His serology indicated exposure to blastomycosis, but not necessarily that he was suffering from an active infection. If he did have blastomycosis, we were going to have to treat him for a long time with high doses of an expensive antifungal medication that had some potentially serious side-effects. Harley’s owners were understandably reluctant to embark on this course of treatment without a solid diagnosis, so we decided to biopsy the affected bone, and the results were … nondiagnostic.

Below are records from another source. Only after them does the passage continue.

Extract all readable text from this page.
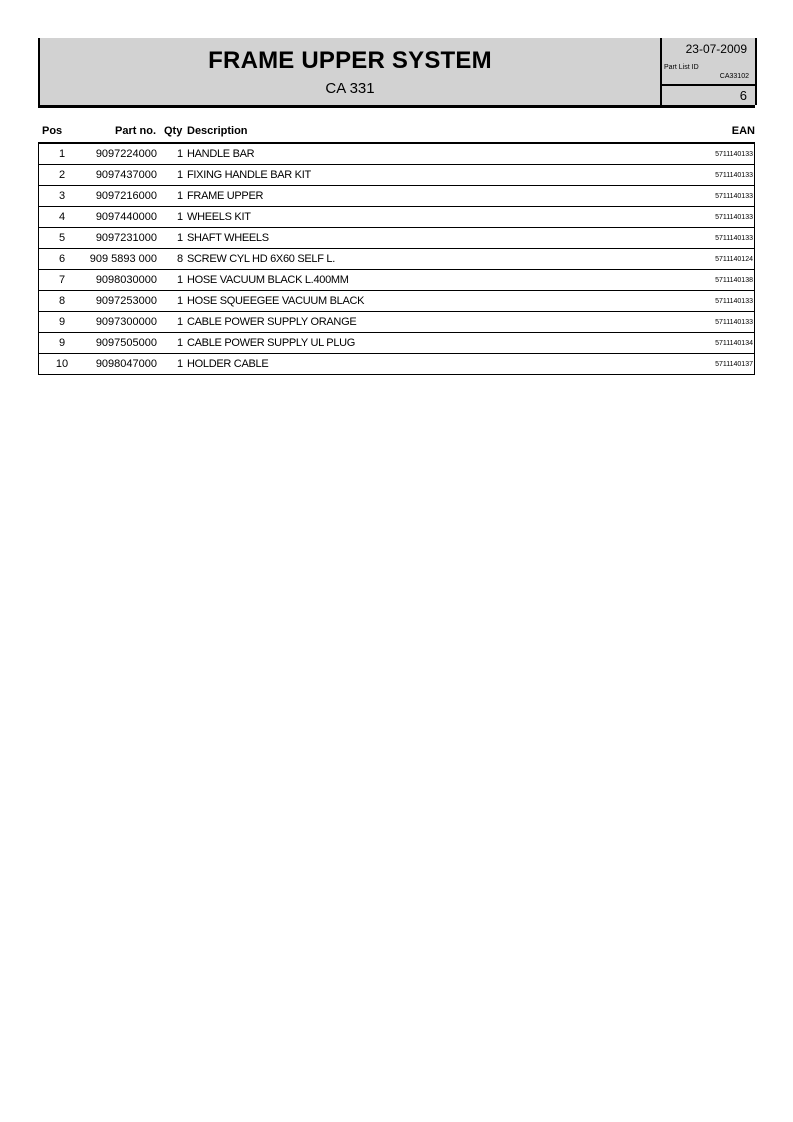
FRAME UPPER SYSTEM
CA 331
23-07-2009
Part List ID
CA33102
6
Pos	Part no. Qty Description	EAN
1	9097224000 1 HANDLE BAR	5711140133
2	9097437000 1 FIXING HANDLE BAR KIT	5711140133
3	9097216000 1 FRAME UPPER	5711140133
4	9097440000 1 WHEELS KIT	5711140133
5	9097231000 1 SHAFT WHEELS	5711140133
6	909 5893 000 8 SCREW CYL HD 6X60 SELF L.	5711140124
7	9098030000 1 HOSE VACUUM BLACK L.400MM	5711140138
8	9097253000 1 HOSE SQUEEGEE VACUUM BLACK	5711140133
9	9097300000 1 CABLE POWER SUPPLY ORANGE	5711140133
9	9097505000 1 CABLE POWER SUPPLY UL PLUG	5711140134
10	9098047000 1 HOLDER CABLE	5711140137
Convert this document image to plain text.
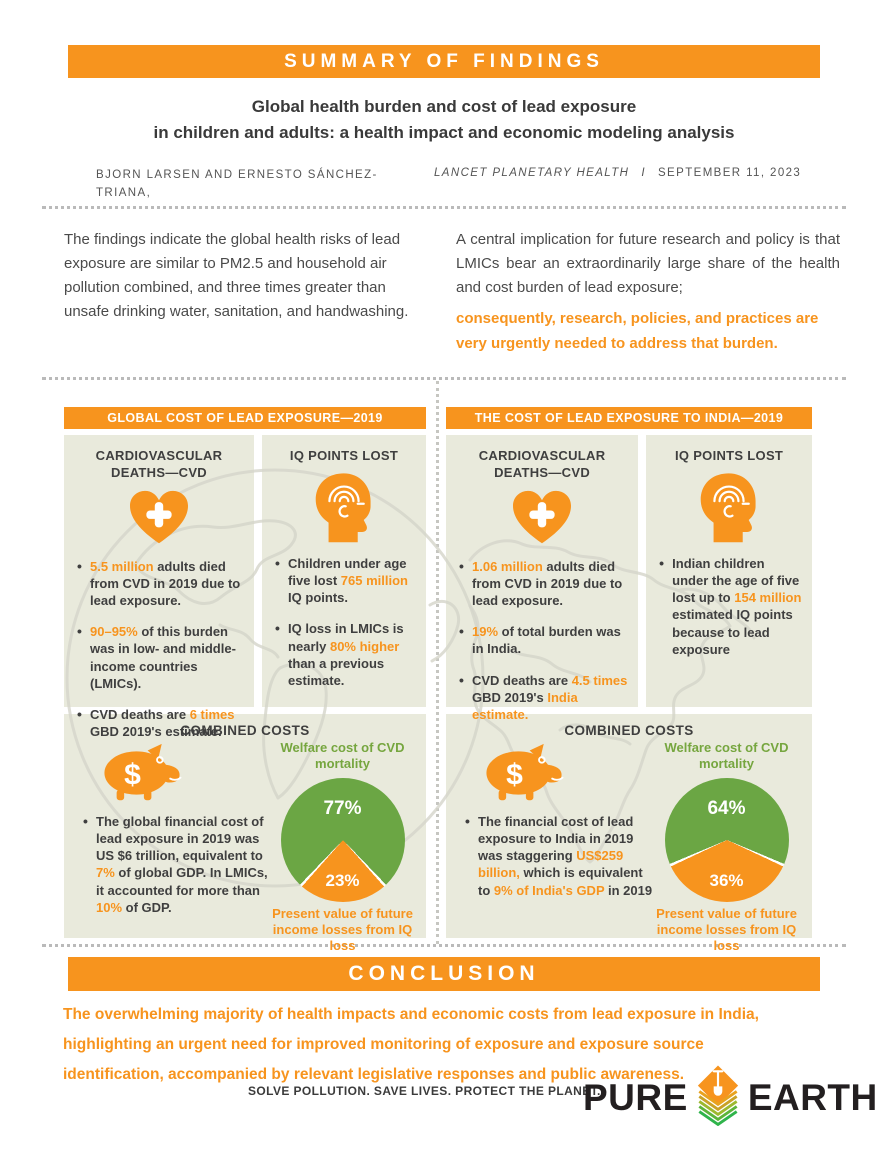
SUMMARY OF FINDINGS
Global health burden and cost of lead exposure
in children and adults: a health impact and economic modeling analysis
BJORN LARSEN AND ERNESTO SÁNCHEZ-TRIANA,
LANCET PLANETARY HEALTH I SEPTEMBER 11, 2023
The findings indicate the global health risks of lead exposure are similar to PM2.5 and household air pollution combined, and three times greater than unsafe drinking water, sanitation, and handwashing.
A central implication for future research and policy is that LMICs bear an extraordinarily large share of the health and cost burden of lead exposure;
consequently, research, policies, and practices are very urgently needed to address that burden.
GLOBAL COST OF LEAD EXPOSURE—2019
CARDIOVASCULAR DEATHS—CVD
• 5.5 million adults died from CVD in 2019 due to lead exposure.
• 90–95% of this burden was in low- and middle-income countries (LMICs).
• CVD deaths are 6 times GBD 2019's estimate.
IQ POINTS LOST
• Children under age five lost 765 million IQ points.
• IQ loss in LMICs is nearly 80% higher than a previous estimate.
COMBINED COSTS
$
• The global financial cost of lead exposure in 2019 was US $6 trillion, equivalent to 7% of global GDP. In LMICs, it accounted for more than 10% of GDP.
Welfare cost of CVD mortality
77%
23%
Present value of future income losses from IQ loss
THE COST OF LEAD EXPOSURE TO INDIA—2019
CARDIOVASCULAR DEATHS—CVD
• 1.06 million adults died from CVD in 2019 due to lead exposure.
• 19% of total burden was in India.
• CVD deaths are 4.5 times GBD 2019's India estimate.
IQ POINTS LOST
• Indian children under the age of five lost up to 154 million estimated IQ points because to lead exposure
COMBINED COSTS
$
• The financial cost of lead exposure to India in 2019 was staggering US$259 billion, which is equivalent to 9% of India's GDP in 2019
Welfare cost of CVD mortality
64%
36%
Present value of future income losses from IQ loss
CONCLUSION
The overwhelming majority of health impacts and economic costs from lead exposure in India, highlighting an urgent need for improved monitoring of exposure and exposure source identification, accompanied by relevant legislative responses and public awareness.
SOLVE POLLUTION. SAVE LIVES. PROTECT THE PLANET.
PURE EARTH
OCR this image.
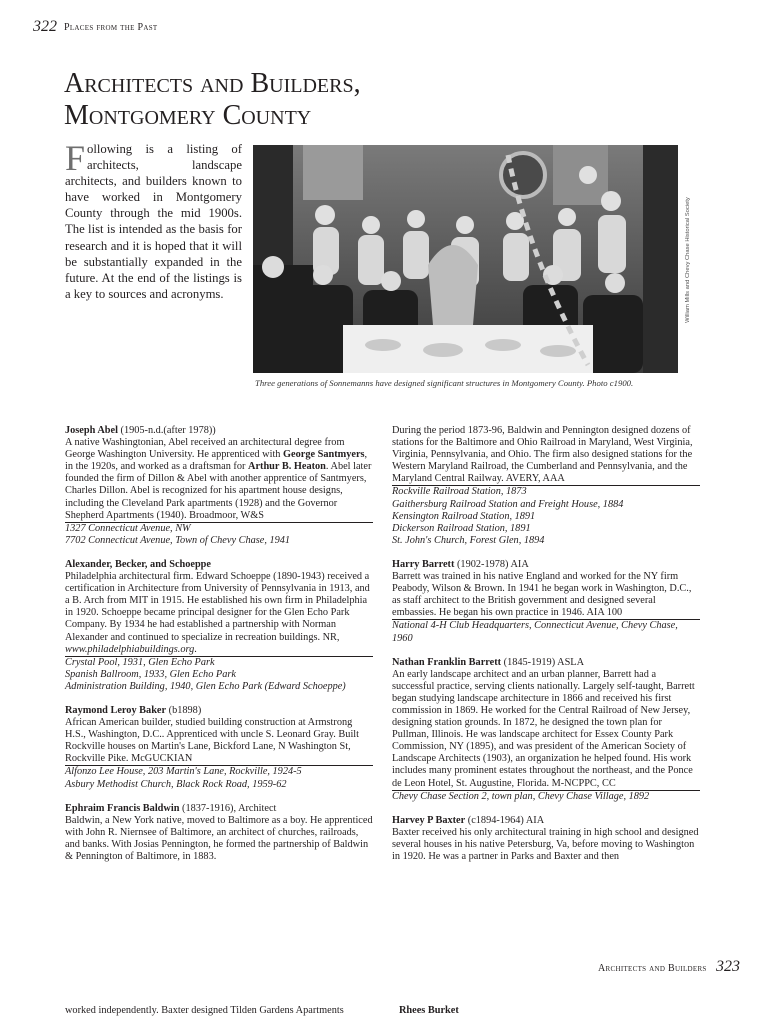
322 Places from the Past
Architects and Builders,
Montgomery County
Following is a listing of architects, landscape architects, and builders known to have worked in Montgomery County through the mid 1900s. The list is intended as the basis for research and it is hoped that it will be substantially expanded in the future. At the end of the listings is a key to sources and acronyms.	William Mills and Chevy Chase Historical Society
Three generations of Sonnemanns have designed significant structures in Montgomery County. Photo c1900.

Joseph Abel (1905-n.d.(after 1978))

A native Washingtonian, Abel received an architectural degree from George Washington University. He apprenticed with George Santmyers, in the 1920s, and worked as a draftsman for Arthur B. Heaton. Abel later founded the firm of Dillon & Abel with another apprentice of Santmyers, Charles Dillon. Abel is recognized for his apartment house designs, including the Cleveland Park apartments (1928) and the Governor Shepherd Apartments (1940). Broadmoor, W&S

1327 Connecticut Avenue, NW
7702 Connecticut Avenue, Town of Chevy Chase, 1941

Alexander, Becker, and Schoeppe

Philadelphia architectural firm. Edward Schoeppe (1890-1943) received a certification in Architecture from University of Pennsylvania in 1913, and a B. Arch from MIT in 1915. He established his own firm in Philadelphia in 1920. Schoeppe became principal designer for the Glen Echo Park Company. By 1934 he had established a partnership with Norman Alexander and continued to specialize in recreation buildings. NR, www.philadelphiabuildings.org.

Crystal Pool, 1931, Glen Echo Park
Spanish Ballroom, 1933, Glen Echo Park
Administration Building, 1940, Glen Echo Park (Edward Schoeppe)

Raymond Leroy Baker (b1898)

African American builder, studied building construction at Armstrong H.S., Washington, D.C.. Apprenticed with uncle S. Leonard Gray. Built Rockville houses on Martin's Lane, Bickford Lane, N Washington St, Rockville Pike. McGUCKIAN

Alfonzo Lee House, 203 Martin's Lane, Rockville, 1924-5
Asbury Methodist Church, Black Rock Road, 1959-62

Ephraim Francis Baldwin (1837-1916), Architect

Baldwin, a New York native, moved to Baltimore as a boy. He apprenticed with John R. Niernsee of Baltimore, an architect of churches, railroads, and banks. With Josias Pennington, he formed the partnership of Baldwin & Pennington of Baltimore, in 1883.

During the period 1873-96, Baldwin and Pennington designed dozens of stations for the Baltimore and Ohio Railroad in Maryland, West Virginia, Virginia, Pennsylvania, and Ohio. The firm also designed stations for the Western Maryland Railroad, the Cumberland and Pennsylvania, and the Maryland Central Railway. AVERY, AAA

Rockville Railroad Station, 1873
Gaithersburg Railroad Station and Freight House, 1884
Kensington Railroad Station, 1891
Dickerson Railroad Station, 1891
St. John's Church, Forest Glen, 1894

Harry Barrett (1902-1978) AIA

Barrett was trained in his native England and worked for the NY firm Peabody, Wilson & Brown. In 1941 he began work in Washington, D.C., as staff architect to the British government and designed several embassies. He began his own practice in 1946. AIA 100

National 4-H Club Headquarters, Connecticut Avenue, Chevy Chase, 1960

Nathan Franklin Barrett (1845-1919) ASLA

An early landscape architect and an urban planner, Barrett had a successful practice, serving clients nationally. Largely self-taught, Barrett began studying landscape architecture in 1866 and received his first commission in 1869. He worked for the Central Railroad of New Jersey, designing station grounds. In 1872, he designed the town plan for Pullman, Illinois. He was landscape architect for Essex County Park Commission, NY (1895), and was president of the American Society of Landscape Architects (1903), an organization he helped found. His work includes many prominent estates throughout the northeast, and the Ponce de Leon Hotel, St. Augustine, Florida. M-NCPPC, CC

Chevy Chase Section 2, town plan, Chevy Chase Village, 1892

Harvey P Baxter (c1894-1964) AIA

Baxter received his only architectural training in high school and designed several houses in his native Petersburg, Va, before moving to Washington in 1920. He was a partner in Parks and Baxter and then

Architects and Builders 323
worked independently. Baxter designed Tilden Gardens Apartments	Rhees Burket
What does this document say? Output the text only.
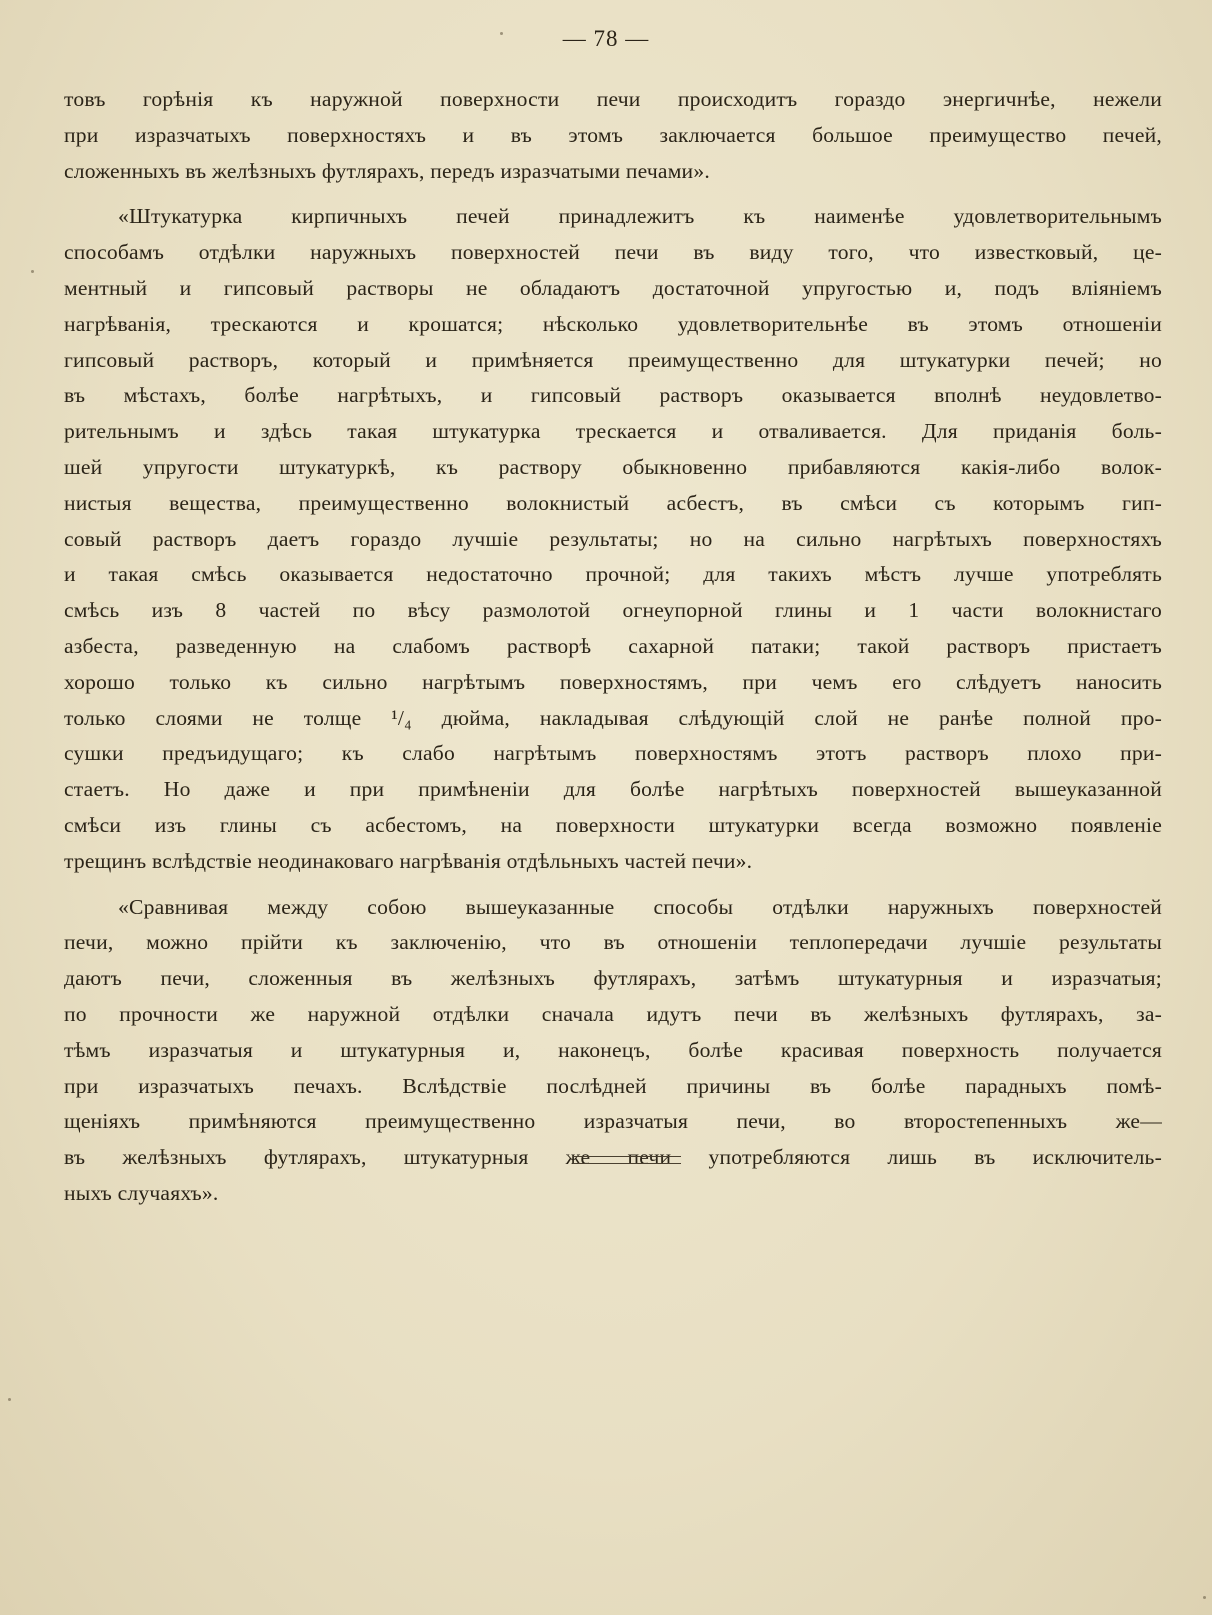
— 78 —
товъ горѣнія къ наружной поверхности печи происходитъ гораздо энергичнѣе, нежели
при изразчатыхъ поверхностяхъ и въ этомъ заключается большое преимущество печей,
сложенныхъ въ желѣзныхъ футлярахъ, передъ изразчатыми печами».
«Штукатурка кирпичныхъ печей принадлежитъ къ наименѣе удовлетворительнымъ
способамъ отдѣлки наружныхъ поверхностей печи въ виду того, что известковый, це-
ментный и гипсовый растворы не обладаютъ достаточной упругостью и, подъ вліяніемъ
нагрѣванія, трескаются и крошатся; нѣсколько удовлетворительнѣе въ этомъ отношеніи
гипсовый растворъ, который и примѣняется преимущественно для штукатурки печей; но
въ мѣстахъ, болѣе нагрѣтыхъ, и гипсовый растворъ оказывается вполнѣ неудовлетво-
рительнымъ и здѣсь такая штукатурка трескается и отваливается. Для приданія боль-
шей упругости штукатуркѣ, къ раствору обыкновенно прибавляются какія-либо волок-
нистыя вещества, преимущественно волокнистый асбестъ, въ смѣси съ которымъ гип-
совый растворъ даетъ гораздо лучшіе результаты; но на сильно нагрѣтыхъ поверхностяхъ
и такая смѣсь оказывается недостаточно прочной; для такихъ мѣстъ лучше употреблять
смѣсь изъ 8 частей по вѣсу размолотой огнеупорной глины и 1 части волокнистаго
азбеста, разведенную на слабомъ растворѣ сахарной патаки; такой растворъ пристаетъ
хорошо только къ сильно нагрѣтымъ поверхностямъ, при чемъ его слѣдуетъ наносить
только слоями не толще ¹/₄ дюйма, накладывая слѣдующій слой не ранѣе полной про-
сушки предъидущаго; къ слабо нагрѣтымъ поверхностямъ этотъ растворъ плохо при-
стаетъ. Но даже и при примѣненіи для болѣе нагрѣтыхъ поверхностей вышеуказанной
смѣси изъ глины съ асбестомъ, на поверхности штукатурки всегда возможно появленіе
трещинъ вслѣдствіе неодинаковаго нагрѣванія отдѣльныхъ частей печи».
«Сравнивая между собою вышеуказанные способы отдѣлки наружныхъ поверхностей
печи, можно прійти къ заключенію, что въ отношеніи теплопередачи лучшіе результаты
даютъ печи, сложенныя въ желѣзныхъ футлярахъ, затѣмъ штукатурныя и изразчатыя;
по прочности же наружной отдѣлки сначала идутъ печи въ желѣзныхъ футлярахъ, за-
тѣмъ изразчатыя и штукатурныя и, наконецъ, болѣе красивая поверхность получается
при изразчатыхъ печахъ. Вслѣдствіе послѣдней причины въ болѣе парадныхъ помѣ-
щеніяхъ примѣняются преимущественно изразчатыя печи, во второстепенныхъ же—
въ желѣзныхъ футлярахъ, штукатурныя же печи употребляются лишь въ исключитель-
ныхъ случаяхъ».
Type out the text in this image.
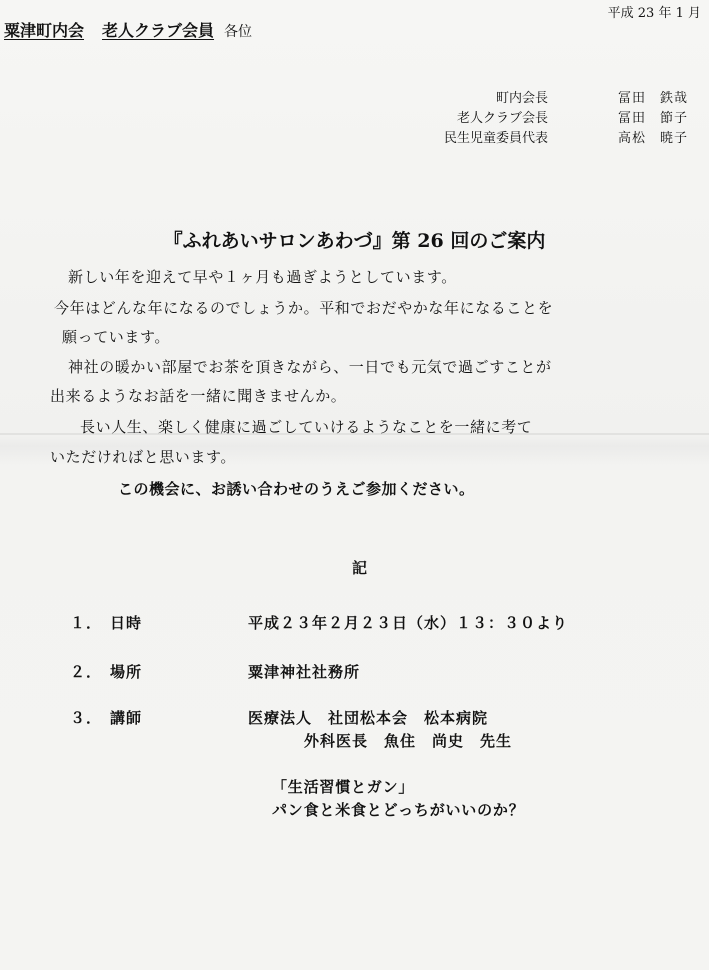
平成 23 年 1 月
粟津町内会 老人クラブ会員 各位
町内会長	冨田　鉄哉
老人クラブ会長	冨田　節子
民生児童委員代表	高松　暁子
『ふれあいサロンあわづ』第 26 回のご案内
新しい年を迎えて早や１ヶ月も過ぎようとしています。
今年はどんな年になるのでしょうか。平和でおだやかな年になることを
願っています。
神社の暖かい部屋でお茶を頂きながら、一日でも元気で過ごすことが
出来るようなお話を一緒に聞きませんか。
長い人生、楽しく健康に過ごしていけるようなことを一緒に考て
いただければと思います。
この機会に、お誘い合わせのうえご参加ください。
記
１． 日時	平成２３年２月２３日（水）１３：３０より
２． 場所	粟津神社社務所
３． 講師	医療法人　社団松本会　松本病院
外科医長　魚住　尚史　先生
「生活習慣とガン」
パン食と米食とどっちがいいのか？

Believe me; I was just as frustrated as the owners by this result. The sample revealed lots of inflammation, but no cause for it. We spoke about the pros and cons of going back in to get another sample, but the owners decided against it and elected to start the anti-fungal medication instead. We did not expect to see quick improvement and we didn’t, but by the time Harley was getting ready to head back to Chicago, his limp was slightly improved and he seemed to be feeling better. We were cautiously optimistic but still had a long way to go. I called the family once in Chicago to check on Harley. He hadn’t yet had his first exam with his regular veterinarian but was continuing to improve, albeit slowly. After that, Harley was "lost to follow up," as researchers say.

I’ve always wondered what Harley’s Chicago veterinarians thought when they looked over the tome that was the dog’s Wyoming medical record. If they had been out of school long enough, I’d be willing to bet that they were sympathetic and could look back on a few of their own cases that did not go as smoothly as everyone involved had wished.